Erfolg braucht Bilder

WETZLAR-DUTENHOFEN – Sommer 1992, Barcelona, Olympische Spiele: Die Hochsprungstange fest im Blick, schaut Heike Henkel nach vorn. Einatmen, ausatmen, einatmen. Um sie herum schwirren tausende Stimmen und Rufe aus den Stadionreihen, doch nichts lenkt die junge Frau ab.

Hat 27 Jahre nach ihrem Olympiasieg im Hochsprung viel zu erzählen: Heike Henkel. Foto: Martin Weis 😃

Acht Sekunden steht sie so da, den Mund zum Atmen geöffnet, den Blick geradeaus, die Arme rechts und links weit ausgestreckt neben ihrem Körper. Nicht einmal die 5000-Meter-Läufer, die hektisch ihre Runden drehen, können sie noch ablenken. Dann läuft Heike Henkel, geschwind wie immer, los, überspringt die Latte, die auf 2,02 Meter liegt, und gewinnt Gold. Vor der Rumänin Alina Astafei und der Kubanerin Ioamnet Quintero. Stefka Kostadinowa, die Favoritin aus Bulgarien, hat nicht mehr die Form früherer Jahre und wird Vierte.

Dass sie damals jene Medaille gewann, nach der Sportler für gewöhnlich ihre komplette Karriere lang streben, verdankte Heike Henkel ihren über lange Zeit erarbeiteten Routinen. Heute, über 27 Jahre später, gibt sie diese als Vortragsrednerin und Mentaltrainerin weiter.

So auch auf Einladung der Space Party Crew against Aids im evangelischen Gemeindezentrum in Wetzlar-Dutenhofen, in dem über 100 Interessierte eingefunden haben, um der heute 55-Jährigen gebannt zuzuhören.

Die gebürtige Kielerin, die mit dem ehemaligen Schwimmer Rainer Henkel zwei Söhne und mit ihrem heutigen Ehemann, Ex-Zehnkämpfer Paul Meier, eine gemeinsame Tochter hat, thematisiert in ihrem Vortrag die Bedeutung der Selbstmotivation, insbesondere nach Niederlagen oder Fehlschlägen.

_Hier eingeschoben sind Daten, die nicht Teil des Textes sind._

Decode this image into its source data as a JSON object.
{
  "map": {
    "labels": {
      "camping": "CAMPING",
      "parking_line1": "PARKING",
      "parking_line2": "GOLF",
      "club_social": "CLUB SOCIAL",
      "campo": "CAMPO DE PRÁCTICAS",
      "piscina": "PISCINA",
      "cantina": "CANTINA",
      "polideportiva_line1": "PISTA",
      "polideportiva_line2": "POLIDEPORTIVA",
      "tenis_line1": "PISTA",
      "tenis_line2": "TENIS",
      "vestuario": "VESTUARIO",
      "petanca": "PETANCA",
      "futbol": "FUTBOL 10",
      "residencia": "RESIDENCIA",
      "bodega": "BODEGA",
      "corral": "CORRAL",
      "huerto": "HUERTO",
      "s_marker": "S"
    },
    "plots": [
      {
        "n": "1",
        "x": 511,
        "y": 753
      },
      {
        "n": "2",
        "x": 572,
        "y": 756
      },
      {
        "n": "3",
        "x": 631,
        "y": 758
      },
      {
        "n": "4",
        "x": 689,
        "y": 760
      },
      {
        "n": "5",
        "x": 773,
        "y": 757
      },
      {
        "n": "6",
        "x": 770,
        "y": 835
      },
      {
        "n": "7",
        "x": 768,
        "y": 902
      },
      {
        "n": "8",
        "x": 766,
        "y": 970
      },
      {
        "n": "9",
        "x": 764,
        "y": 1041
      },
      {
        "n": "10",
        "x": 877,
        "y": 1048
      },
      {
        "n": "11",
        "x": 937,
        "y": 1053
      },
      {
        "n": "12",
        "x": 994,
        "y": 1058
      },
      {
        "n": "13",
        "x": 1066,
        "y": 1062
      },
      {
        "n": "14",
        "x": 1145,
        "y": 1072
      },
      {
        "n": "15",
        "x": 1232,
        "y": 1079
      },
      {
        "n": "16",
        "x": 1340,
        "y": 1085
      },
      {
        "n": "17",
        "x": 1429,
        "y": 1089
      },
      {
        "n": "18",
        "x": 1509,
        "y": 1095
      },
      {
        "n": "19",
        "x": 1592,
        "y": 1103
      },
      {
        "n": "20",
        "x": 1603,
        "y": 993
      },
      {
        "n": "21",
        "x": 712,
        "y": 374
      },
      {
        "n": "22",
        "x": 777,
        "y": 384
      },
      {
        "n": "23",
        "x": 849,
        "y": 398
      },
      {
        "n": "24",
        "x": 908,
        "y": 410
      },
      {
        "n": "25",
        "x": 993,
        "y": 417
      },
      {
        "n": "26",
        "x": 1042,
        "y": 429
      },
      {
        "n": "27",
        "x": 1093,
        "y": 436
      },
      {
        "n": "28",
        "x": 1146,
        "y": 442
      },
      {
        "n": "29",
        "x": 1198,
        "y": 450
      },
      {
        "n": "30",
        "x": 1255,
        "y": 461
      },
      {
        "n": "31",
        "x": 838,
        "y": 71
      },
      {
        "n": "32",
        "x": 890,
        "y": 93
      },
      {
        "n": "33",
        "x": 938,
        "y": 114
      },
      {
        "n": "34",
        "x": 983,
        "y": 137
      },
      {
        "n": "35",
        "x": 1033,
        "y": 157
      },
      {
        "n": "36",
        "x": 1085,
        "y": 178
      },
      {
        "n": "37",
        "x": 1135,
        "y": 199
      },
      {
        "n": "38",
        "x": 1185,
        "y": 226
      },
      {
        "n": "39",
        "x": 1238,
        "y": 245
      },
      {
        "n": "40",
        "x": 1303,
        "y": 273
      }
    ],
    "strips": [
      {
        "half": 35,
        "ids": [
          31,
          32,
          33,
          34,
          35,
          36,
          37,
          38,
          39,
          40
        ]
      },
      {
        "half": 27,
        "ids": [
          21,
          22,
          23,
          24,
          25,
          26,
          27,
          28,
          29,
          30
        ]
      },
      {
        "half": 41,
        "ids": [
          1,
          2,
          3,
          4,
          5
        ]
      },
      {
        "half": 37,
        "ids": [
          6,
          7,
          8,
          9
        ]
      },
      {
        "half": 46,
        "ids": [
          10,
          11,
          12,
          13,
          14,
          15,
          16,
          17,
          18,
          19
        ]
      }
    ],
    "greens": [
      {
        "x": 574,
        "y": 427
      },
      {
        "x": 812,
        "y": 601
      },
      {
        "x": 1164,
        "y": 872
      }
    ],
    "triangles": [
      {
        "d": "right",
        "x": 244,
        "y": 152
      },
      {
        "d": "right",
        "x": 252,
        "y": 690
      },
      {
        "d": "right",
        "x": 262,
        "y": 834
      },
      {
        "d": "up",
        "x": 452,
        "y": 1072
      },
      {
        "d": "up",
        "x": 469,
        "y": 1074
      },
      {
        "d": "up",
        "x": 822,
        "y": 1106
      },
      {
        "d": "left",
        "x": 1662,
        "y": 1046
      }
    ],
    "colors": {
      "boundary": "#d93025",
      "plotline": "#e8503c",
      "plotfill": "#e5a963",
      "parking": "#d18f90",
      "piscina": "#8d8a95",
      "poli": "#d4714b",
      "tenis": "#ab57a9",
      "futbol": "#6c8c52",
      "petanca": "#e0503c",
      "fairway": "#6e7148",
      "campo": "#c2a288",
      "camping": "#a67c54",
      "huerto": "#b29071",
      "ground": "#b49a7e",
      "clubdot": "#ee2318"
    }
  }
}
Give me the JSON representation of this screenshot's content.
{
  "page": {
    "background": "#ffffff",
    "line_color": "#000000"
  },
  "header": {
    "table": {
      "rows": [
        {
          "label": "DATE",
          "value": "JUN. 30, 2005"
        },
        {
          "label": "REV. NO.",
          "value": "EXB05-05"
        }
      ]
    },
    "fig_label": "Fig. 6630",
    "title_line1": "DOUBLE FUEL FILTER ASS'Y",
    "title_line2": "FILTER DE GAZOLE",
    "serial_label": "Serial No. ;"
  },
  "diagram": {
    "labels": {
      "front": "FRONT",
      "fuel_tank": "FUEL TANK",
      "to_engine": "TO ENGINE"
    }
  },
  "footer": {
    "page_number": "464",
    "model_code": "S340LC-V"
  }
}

Früh erkennt sie, dass ihre Vorstellungen und ihre Bilder im Kopf ihr Leistungsvermögen in bestimmten Situationen positiv oder auch negativ beeinflussen können. „In Seoul 1988 fühlte ich mich verloren. Das olympische Dorf war eine gesichtslose Hochhausburg, das Stadion spärlich besetzt, die Begeisterung gering.

Da habe ich mich nicht motivieren können.“ Sehr bewusst beginnt sie, negativ erlebte Bilder zu verarbeiten und in Positive zu verwandeln. Mit diesen positiven Bildern bereitet sie sich immer öfter auf Wettkämpfe vor und lernt, damit auch schwierige Trainings- und Wettkampfphasen zu überwinden. Bis es ihr schließlich bei den Olympischen Spielen 1992 in Barcelona gelingt, ihre schönsten Bilder in die Realität umzusetzen.

Gemeinsam mit der Potenzialentwicklerin Anke Precht hat sie ihr Wissen im Buch „Entfessle dich – wie du aus dir machst, was in dir steckt“ aufgeschrieben. Darin erklärt sie, wie jeder – egal in welchem Beruf er oder sie auch arbeitet – Ziele leichter erreichen kann. Es versteht sich von selbst, dass sie einige Exemplare auch mit nach Dutenhofen gebracht hat, um sie für 24,50 Euro handsigniert an den Mann oder auch die Frau zu bringen …

Schon in jungen Jahren wollte Heike Henkel irgendwann eine Medaille bei Sommerspielen gewinnen. Doch niemand wird von heute auf morgen Olympiasiegerin. Intuitiv setzt sie sich Etappenziele für das eine, ganz große Vorhaben: lokale, dann nationale und erst dann internationale Wettbewerbe gewinnen. „Durch die Erfahrung, etwas Neues geschafft zu haben, habe ich mich auch erst richtig motiviert“, erzählt sie. „Etappenziele sollten umsetzbar und erfolgversprechend sein“, rät die 1,82 Meter große Blondine, die noch immer so aussieht, als habe sie das Stadion Nou Camp gerade als Olympiasiegerin verlassen.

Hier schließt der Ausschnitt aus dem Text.